This tutorial won’t tell you what to do step-by-step: you know what environment you need for your story better than I. However, the intention here is to offer advice and planning tools so that your dream city (whatever shape it takes) will be both realistic and contribute to the larger context of your story. It uses my mission “State Secrets” as an example – with lots of images from start to finish on planning my city.
There’s the potential to “explore strange, new worlds and seek out new life and new civilizations” – even if it’s an urban environment. Not only are there are a lot of objects but they also have specific ways of being arranged. We’ve all played those star cluster “cities” where four buildings are bunched together in the middle of a field. Chances are we also groaned because that doesn’t look like a city.
Back in December, I wanted to do urban mission. However, I hadn’t seen this done in-game (with the exception of the Qo’nos exterior). This was before the Romulan Featured series.
1) Find Some Space
So, the first step is finding a map with clearings in it. You can even filter your exterior ground maps by typing “clearing” and you can see large swathes of them. However, you and I both realize that leaving it “as-is” or visually recognizable, won’t distinguish your city from the ones in the star clusters.
2) Your City is a Character
The environment or “setting” of a mission is a character. It doesn’t have dialogue but the setting of a mission can have a profound impact on the story. Indeed, where a mission takes place can tell a lot.
There are two considerations for this: one practical and one story-driven. The first is what factions are at work here? Who built the city? There are distinct buildings for many of the factions in-game and knowing what you want to achieve is easier than building it and deciding later you want it to be a different faction. The second consideration has to do with the ambiance: from the lighting to what types of things are going on in your city. For example, my mission “State Secrets” has Cardassians violently memorializing a genocide that took place on their world. They’re angry. So – my map would look different from one on Betazed. Is it idyllic like Paris is shown in TNG or is it a dystopian setting, like the Romulan Mining Colony?

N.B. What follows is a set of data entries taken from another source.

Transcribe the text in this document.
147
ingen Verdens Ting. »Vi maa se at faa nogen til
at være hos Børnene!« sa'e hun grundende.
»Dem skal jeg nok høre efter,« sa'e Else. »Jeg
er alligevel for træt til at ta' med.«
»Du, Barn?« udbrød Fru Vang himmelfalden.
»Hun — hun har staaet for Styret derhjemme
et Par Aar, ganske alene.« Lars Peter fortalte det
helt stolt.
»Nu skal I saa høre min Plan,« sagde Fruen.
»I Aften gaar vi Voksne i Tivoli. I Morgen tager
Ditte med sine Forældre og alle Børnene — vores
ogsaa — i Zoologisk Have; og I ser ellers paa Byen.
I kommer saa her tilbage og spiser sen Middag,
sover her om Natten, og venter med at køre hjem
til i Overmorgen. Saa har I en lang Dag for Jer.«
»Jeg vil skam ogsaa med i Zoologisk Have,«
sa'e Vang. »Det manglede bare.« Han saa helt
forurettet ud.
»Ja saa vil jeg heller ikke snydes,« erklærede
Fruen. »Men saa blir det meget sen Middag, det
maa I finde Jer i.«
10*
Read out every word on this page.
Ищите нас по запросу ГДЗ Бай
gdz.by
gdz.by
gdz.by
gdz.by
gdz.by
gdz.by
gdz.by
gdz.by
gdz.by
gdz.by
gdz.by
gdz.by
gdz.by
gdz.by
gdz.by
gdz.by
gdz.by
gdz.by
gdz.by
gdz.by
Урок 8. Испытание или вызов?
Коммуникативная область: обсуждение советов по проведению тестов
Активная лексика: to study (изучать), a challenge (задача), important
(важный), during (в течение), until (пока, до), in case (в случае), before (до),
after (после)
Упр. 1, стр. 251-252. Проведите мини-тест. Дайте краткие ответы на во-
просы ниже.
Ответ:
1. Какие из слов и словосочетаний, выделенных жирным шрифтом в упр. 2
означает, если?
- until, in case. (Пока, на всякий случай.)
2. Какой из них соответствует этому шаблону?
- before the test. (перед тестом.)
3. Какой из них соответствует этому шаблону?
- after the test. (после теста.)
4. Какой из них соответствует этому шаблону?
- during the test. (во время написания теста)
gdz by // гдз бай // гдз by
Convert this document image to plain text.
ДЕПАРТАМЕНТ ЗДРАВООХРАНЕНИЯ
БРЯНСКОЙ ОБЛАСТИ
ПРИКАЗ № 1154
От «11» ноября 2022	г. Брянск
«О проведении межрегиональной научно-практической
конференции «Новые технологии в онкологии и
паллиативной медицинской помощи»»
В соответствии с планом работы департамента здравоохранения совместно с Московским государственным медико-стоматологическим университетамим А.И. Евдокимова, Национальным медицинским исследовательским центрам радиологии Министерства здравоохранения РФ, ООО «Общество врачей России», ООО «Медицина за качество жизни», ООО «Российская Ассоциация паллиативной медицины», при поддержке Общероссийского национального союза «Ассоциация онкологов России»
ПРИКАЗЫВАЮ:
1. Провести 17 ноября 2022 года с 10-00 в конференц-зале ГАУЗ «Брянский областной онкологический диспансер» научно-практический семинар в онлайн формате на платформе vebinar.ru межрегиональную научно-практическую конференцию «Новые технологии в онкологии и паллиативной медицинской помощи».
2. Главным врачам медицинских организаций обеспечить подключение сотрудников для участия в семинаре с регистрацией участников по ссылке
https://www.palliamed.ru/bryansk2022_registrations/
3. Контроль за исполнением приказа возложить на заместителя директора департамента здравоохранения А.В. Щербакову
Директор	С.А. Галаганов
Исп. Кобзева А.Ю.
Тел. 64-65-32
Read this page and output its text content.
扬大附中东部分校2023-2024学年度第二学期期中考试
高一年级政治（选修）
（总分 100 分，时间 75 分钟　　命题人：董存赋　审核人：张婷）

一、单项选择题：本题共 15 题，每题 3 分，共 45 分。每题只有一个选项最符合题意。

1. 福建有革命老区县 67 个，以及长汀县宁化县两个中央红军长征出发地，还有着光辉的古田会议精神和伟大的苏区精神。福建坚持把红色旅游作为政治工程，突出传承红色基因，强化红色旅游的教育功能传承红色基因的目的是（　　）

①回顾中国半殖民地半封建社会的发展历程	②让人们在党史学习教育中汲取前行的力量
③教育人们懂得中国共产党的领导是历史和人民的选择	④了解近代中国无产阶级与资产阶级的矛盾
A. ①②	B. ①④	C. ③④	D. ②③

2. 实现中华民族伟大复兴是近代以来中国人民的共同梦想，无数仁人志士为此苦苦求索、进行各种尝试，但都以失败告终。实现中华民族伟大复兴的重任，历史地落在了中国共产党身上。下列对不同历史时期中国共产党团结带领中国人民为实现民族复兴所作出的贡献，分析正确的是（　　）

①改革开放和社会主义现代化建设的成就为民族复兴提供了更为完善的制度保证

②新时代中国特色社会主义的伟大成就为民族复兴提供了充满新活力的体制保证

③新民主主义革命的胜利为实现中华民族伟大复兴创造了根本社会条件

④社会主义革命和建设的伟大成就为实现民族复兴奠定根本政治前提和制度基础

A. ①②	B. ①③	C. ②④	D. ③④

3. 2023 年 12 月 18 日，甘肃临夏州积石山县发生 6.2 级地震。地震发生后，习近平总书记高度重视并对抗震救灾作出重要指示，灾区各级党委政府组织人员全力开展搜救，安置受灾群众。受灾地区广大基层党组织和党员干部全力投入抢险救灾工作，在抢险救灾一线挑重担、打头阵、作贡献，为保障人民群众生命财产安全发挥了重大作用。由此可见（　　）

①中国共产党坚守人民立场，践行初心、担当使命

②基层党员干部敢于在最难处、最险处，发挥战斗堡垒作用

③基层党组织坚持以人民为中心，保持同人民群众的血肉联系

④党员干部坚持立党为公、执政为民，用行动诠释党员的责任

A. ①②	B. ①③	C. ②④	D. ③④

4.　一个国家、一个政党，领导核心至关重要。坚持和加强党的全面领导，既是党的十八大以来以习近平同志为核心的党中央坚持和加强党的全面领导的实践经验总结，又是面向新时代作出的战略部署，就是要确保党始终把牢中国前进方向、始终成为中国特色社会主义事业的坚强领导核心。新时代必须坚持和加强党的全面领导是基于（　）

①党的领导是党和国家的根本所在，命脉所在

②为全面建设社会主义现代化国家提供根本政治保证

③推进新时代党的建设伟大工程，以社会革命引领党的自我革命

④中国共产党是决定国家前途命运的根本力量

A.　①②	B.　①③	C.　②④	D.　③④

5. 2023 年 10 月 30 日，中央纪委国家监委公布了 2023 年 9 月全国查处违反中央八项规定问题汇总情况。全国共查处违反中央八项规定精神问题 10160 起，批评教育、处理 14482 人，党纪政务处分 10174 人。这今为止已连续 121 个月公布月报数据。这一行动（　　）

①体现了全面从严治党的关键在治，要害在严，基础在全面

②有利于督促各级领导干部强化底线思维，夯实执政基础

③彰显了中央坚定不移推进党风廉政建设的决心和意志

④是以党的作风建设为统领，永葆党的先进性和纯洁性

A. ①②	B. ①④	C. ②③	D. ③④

3) Level the Playing Field
Urban environments rarely use grassy paths – the expectation is that there will be stone or concrete or steel walkways. The devs fortunately included the “Building Block Platform” – this is a wide, horizontal object that acts like paving an entire area. There are a number of styles: from orange, sand-stone (Cardassian-style) to metals and even concrete-textured ones. Each of these can help define what look you’re going for and compliment the buildings you’ll eventually place.
4) Cover and Alignment – That’s Your Assignment
The biggest feature of an urban setting are the massive buildings and their position in relationship toward each other. Streets don’t have to be straight and buildings don’t have to be pressed against the street edge like a child pressed against the glass of the gorilla exhibit at the zoo. However, most cities have to confront how people move around in them: vary street sizes for large boulevards that could fit shuttles to small causeways and back alleys. These can tell stories of their own: we associate back alleys with mystery and secrets – from shady deals to spies. They also give a sense of claustrophobia.
5) Details (and how to use fewer objects more effectively)
You don’t have to create an entire city down to the last Jumja stick. However, pay attention to where characters will travel in the story. In “State Secrets”, I originally intended for the characters to wander the city and spent far too much time bogged into details. I then realized that I was only using the city to tell a story and I didn’t have a gameplay reason to explore: I wasn’t sending them through back alleys and courtyards – I wanted to use the city as a setpiece to contribute to my narrative. Let the setting work for you. Put details along the paths characters travel on – with many tucked just out of view. In “State Secrets”, I added wandering Cardassians, power generators, flags, and used building blocks to create second story promenades. Many of these create vertical depth (rather than just a horizontal sprawl). Have setpieces take prominence in your story but don’t forget to add some distant details to make the city feel alive.
6) Insert Gameplay
Now that you have a setting fully-realized, you now have a greater feel for what areas work best in your greater story. You have a greater understanding of what direction players might travel and what they’ll be interested in seeing. Do you met an Obsidian Order agent in an open-air cafe? Do you find a bomb in a back-alley trash heap? It’s up to you but now that you have a richly detailed setting you can have firmer ideas about where sections take palce (and, inversely, can go back and make areas used in the mission more interesting and focused).